«Furti a scuola, sì alle telecamere»
Distributori automatici nel mirino al Bassi

Contro i furti nelle scuole di Lodi arrivano le telecamere

Lunedì notte l’ennesimo raid all’istituto superiore Bassi: è la settima incursione in venti giorni

Allarme furti nelle scuole di Lodi: dopo l’ultimo episodio (avvenuto al Bassi per la settima volta in venti giorni) il presidente della Provincia Francesco Passerini (cui competono le scuole superiori) ha aperto un coordinamento con il Comune di Lodi per valutare pattugliamenti mirati sfruttando la nuova convenzione tra polizia provinciale e polizia locale, nonché all’utilizzo delle fototrappole acquistate da palazzo Broletto per stanare i “furbetti” dei rifiuti e non utilizzate.

Passerini

«Come Provincia ho competenza sulla manutenzione della struttura, non sulla sorveglianza - precisa il presidente Passerini -. Ciò non toglie che avvieremo un confronto ulteriore con il Comune di Lodi e con le forze dell’ordine per capire come mai questo plesso sia preso d’assalto.

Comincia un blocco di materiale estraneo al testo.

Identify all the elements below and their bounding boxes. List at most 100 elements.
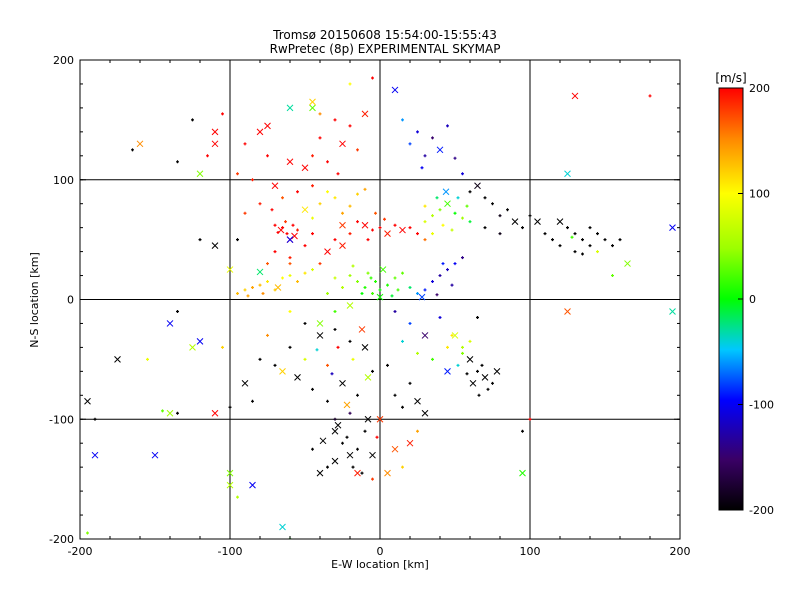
plus-marker <box>176 309 179 313</box>
data-points <box>84 76 676 539</box>
plus-marker <box>366 271 370 275</box>
cross-marker <box>361 344 369 351</box>
plus-marker <box>521 429 524 433</box>
plus-marker <box>311 154 314 158</box>
cross-marker <box>309 98 316 106</box>
plus-marker <box>416 130 419 134</box>
cross-marker <box>166 320 174 327</box>
plus-marker <box>348 232 352 236</box>
cross-marker <box>249 481 256 489</box>
cross-marker <box>279 523 286 531</box>
plus-marker <box>453 156 457 160</box>
plus-marker <box>431 280 434 284</box>
cross-marker <box>519 469 526 477</box>
cross-marker <box>256 128 264 136</box>
plus-marker <box>603 238 607 242</box>
plus-marker <box>581 238 584 242</box>
cross-marker <box>444 367 451 375</box>
cross-marker <box>511 218 519 226</box>
plus-marker <box>483 226 487 230</box>
plus-marker <box>450 333 454 337</box>
plus-marker <box>318 262 322 266</box>
plus-marker <box>480 363 484 367</box>
cross-marker <box>624 260 631 267</box>
plus-marker <box>251 286 254 290</box>
y-tick-label: -100 <box>49 413 74 426</box>
plus-marker <box>423 288 427 292</box>
plus-marker <box>251 178 254 182</box>
cross-marker <box>436 146 444 154</box>
plus-marker <box>326 160 329 164</box>
cross-marker <box>189 344 196 351</box>
colorbar-tick-label: -200 <box>749 504 774 517</box>
plus-marker <box>206 154 209 158</box>
cross-marker <box>414 397 421 405</box>
cross-marker <box>466 356 474 363</box>
plus-marker <box>423 220 427 224</box>
cross-marker <box>564 170 571 178</box>
plus-marker <box>315 348 319 352</box>
plus-marker <box>431 214 434 218</box>
plus-marker <box>416 351 419 355</box>
plus-marker <box>393 223 397 227</box>
plus-marker <box>596 250 599 254</box>
cross-marker <box>286 236 294 243</box>
plus-marker <box>446 345 449 349</box>
plus-marker <box>468 190 472 194</box>
plus-marker <box>435 293 439 297</box>
cross-marker <box>274 284 282 291</box>
plus-marker <box>588 244 592 248</box>
plus-marker <box>528 214 532 218</box>
plus-marker <box>477 393 481 397</box>
cross-marker <box>384 230 391 237</box>
plus-marker <box>311 268 314 272</box>
cross-marker <box>151 451 159 459</box>
plus-marker <box>266 280 269 284</box>
plus-marker <box>528 417 532 421</box>
plus-marker <box>333 309 337 313</box>
plus-marker <box>311 184 314 188</box>
grid-lines <box>80 60 680 539</box>
plus-marker <box>393 276 397 280</box>
plus-marker <box>341 211 344 215</box>
cross-marker <box>421 332 429 339</box>
plus-marker <box>333 196 337 200</box>
plus-marker <box>491 381 494 385</box>
plus-marker <box>326 363 329 367</box>
cross-marker <box>339 221 346 229</box>
plus-marker <box>330 372 334 376</box>
plus-marker <box>486 387 490 391</box>
plus-marker <box>285 232 289 236</box>
plus-marker <box>360 471 364 475</box>
plus-marker <box>303 321 307 325</box>
plus-marker <box>570 235 574 239</box>
plus-marker <box>198 238 202 242</box>
plus-marker <box>176 160 179 164</box>
plus-marker <box>243 142 247 146</box>
plus-marker <box>266 262 269 266</box>
cross-marker <box>364 373 372 381</box>
plus-marker <box>431 232 434 236</box>
plus-marker <box>453 262 457 266</box>
cross-marker <box>196 170 204 178</box>
cross-marker <box>316 320 324 327</box>
cross-marker <box>469 379 477 387</box>
plus-marker <box>326 465 329 469</box>
plus-marker <box>461 256 464 260</box>
plus-marker <box>284 220 287 224</box>
plus-marker <box>363 429 367 433</box>
plus-marker <box>456 196 460 200</box>
plus-marker <box>228 405 232 409</box>
plus-marker <box>333 417 337 421</box>
plus-marker <box>246 294 250 298</box>
plus-marker <box>441 223 445 227</box>
cross-marker <box>421 409 429 417</box>
cross-marker <box>556 218 564 226</box>
plus-marker <box>401 271 404 275</box>
plus-marker <box>86 531 89 535</box>
plus-marker <box>386 363 389 367</box>
plus-marker <box>393 309 397 313</box>
cross-marker <box>358 326 366 333</box>
cross-marker <box>343 401 351 409</box>
plus-marker <box>390 294 394 298</box>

Convenzionando i corpi di polizia locale e provinciale, il comandante ha la possibilità di organizzare pattuglie “miste” e turni specifici alzando l’attenzione su situazioni particolari, qual è il Bassi».
Quanto all’uso delle fototrappole e all’introduzione di altri deterrenti, Passerini precisa: «Siamo in contatto con il Comune di Lodi, ci stiamo ragionando. Come Provincia non siamo nelle condizioni di fare investimenti sulle scuole, e c’è da mettere a posto le aule. Gli interventi sono tanti. Ma se arriveranno risorse dal Governo ragioneremo su sistemi antintrusione e telecamere nei punti sensibili, più bui e nascosti».